The claimants got a smidge over $5 million. The percentage borne by each respondent is shown above in brackets. The architect no doubt got a shock when the plaintiffs served a bill of costs for $2 million, including the costs of pursuing the other defendants. ‘I don’t think so!’ he objected, and Justice Pagone agreed (though a litigation estoppel based on facts I have not included meant that this was a Pyrrhic victory). The architect said if the claimants got all of their costs from him, they would get a part of their costs twice: first from him, and second from the other respondents who had paid settlements which included the costs of the claim against them. The part of the costs they would get twice was the costs which were not referable exclusively to the claim against the architect.
Justice Pagone said, having identified various statements in the other respondents’ terms of settlement as to the consideration flowing between the parties, expressed as including releases in relation to costs claims:
‘The “consideration establishes the matter in respect of which the moneys are received”. It would be wrong “to read the contract [constituted by the terms of settlement] as if the words ‘including claims for costs’ were not there”. Nor is there anything in the terms of settlement which would displace the general principle that the credit to be given to one wrongdoer in respect of recovery from another wrongdoer should be adjusted to take into account any additional or separate claim which the claimants in VCAT had against the various wrongdoers.
8 In my view the claimants … settled against all of the respondents … on a basis by which some proportion of the proceeds of settlement were referrable to, and received in part as, the costs which had been incurred in pursuing the … proceeding, including costs incurred against them in common with the claims pursued against [the architect]. … [T]he defendants … should not be permitted to recover all of the costs sought against [the architect] to the extent that those costs were referrable to, and were part of, the costs [claims] comprised in the settlements with the other respondents …’
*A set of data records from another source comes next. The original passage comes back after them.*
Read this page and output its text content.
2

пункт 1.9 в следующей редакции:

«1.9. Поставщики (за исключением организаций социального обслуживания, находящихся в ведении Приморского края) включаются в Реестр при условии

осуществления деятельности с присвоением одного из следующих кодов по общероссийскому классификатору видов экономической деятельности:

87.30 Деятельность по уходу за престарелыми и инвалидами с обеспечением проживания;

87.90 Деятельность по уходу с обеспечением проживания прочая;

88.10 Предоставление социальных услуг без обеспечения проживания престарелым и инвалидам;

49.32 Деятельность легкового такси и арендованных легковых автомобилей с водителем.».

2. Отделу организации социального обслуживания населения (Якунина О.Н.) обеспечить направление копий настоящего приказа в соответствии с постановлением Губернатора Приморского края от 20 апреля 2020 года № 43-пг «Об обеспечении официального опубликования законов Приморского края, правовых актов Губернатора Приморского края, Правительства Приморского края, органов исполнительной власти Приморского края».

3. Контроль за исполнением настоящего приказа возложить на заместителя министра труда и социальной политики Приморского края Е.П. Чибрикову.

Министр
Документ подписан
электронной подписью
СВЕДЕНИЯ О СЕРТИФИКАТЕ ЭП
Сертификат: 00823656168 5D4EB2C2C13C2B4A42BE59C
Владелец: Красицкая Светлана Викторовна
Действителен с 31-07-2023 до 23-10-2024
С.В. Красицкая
 Federal Coke Co Pty Ltd v Federal Commissioner of Taxation  FCA 3; (1977) 34 FLR 375, 402 (Brennan J), considered in Federal Commissioner of Taxation v CSR Ltd  FCA 1513; (2000) 104 FCR 44.
So, the architect should not have to pay so much of the claimants’ costs as the other respondents should be taken to have agreed to pay pursuant to their settlements. But how to work out how much each of them should be taken to have agreed to pay, given that the parties lumped them all together, and the claimants had presumably never allocated their party party costs as against the pursuit of each of the separate respondents? And some of the costs were presumably common to all of the claims (e.g. that part of the party-party costs allowed for the statement of claim which set out background information about the claimants). Justice Pagone decided that a broad-brush approach was desirable in order to avoid complex satellite litigation. Two alternatives were suggested: the four respondents other than the architect should be taken to have contributed one-quarter of the relevant part of the claimants’ costs each, or each should be taken to have contributed to the claimants’ costs in the same proportion as they contributed to the damages received by the claimants. Justice Pagone seems to have plumped for a mid-point. His Honour said the three major contributors should each be taken to have contributed 30% and the two more minor contributors 5% each.
The respondents other than the architect were to be taken as having paid 70% of the claimants’ common costs, with the result that the architect’s settlement agreement to pay ‘the claimants’ costs’ should be allowed only to the extent allowed by the rule against double-recovery, namely 30%.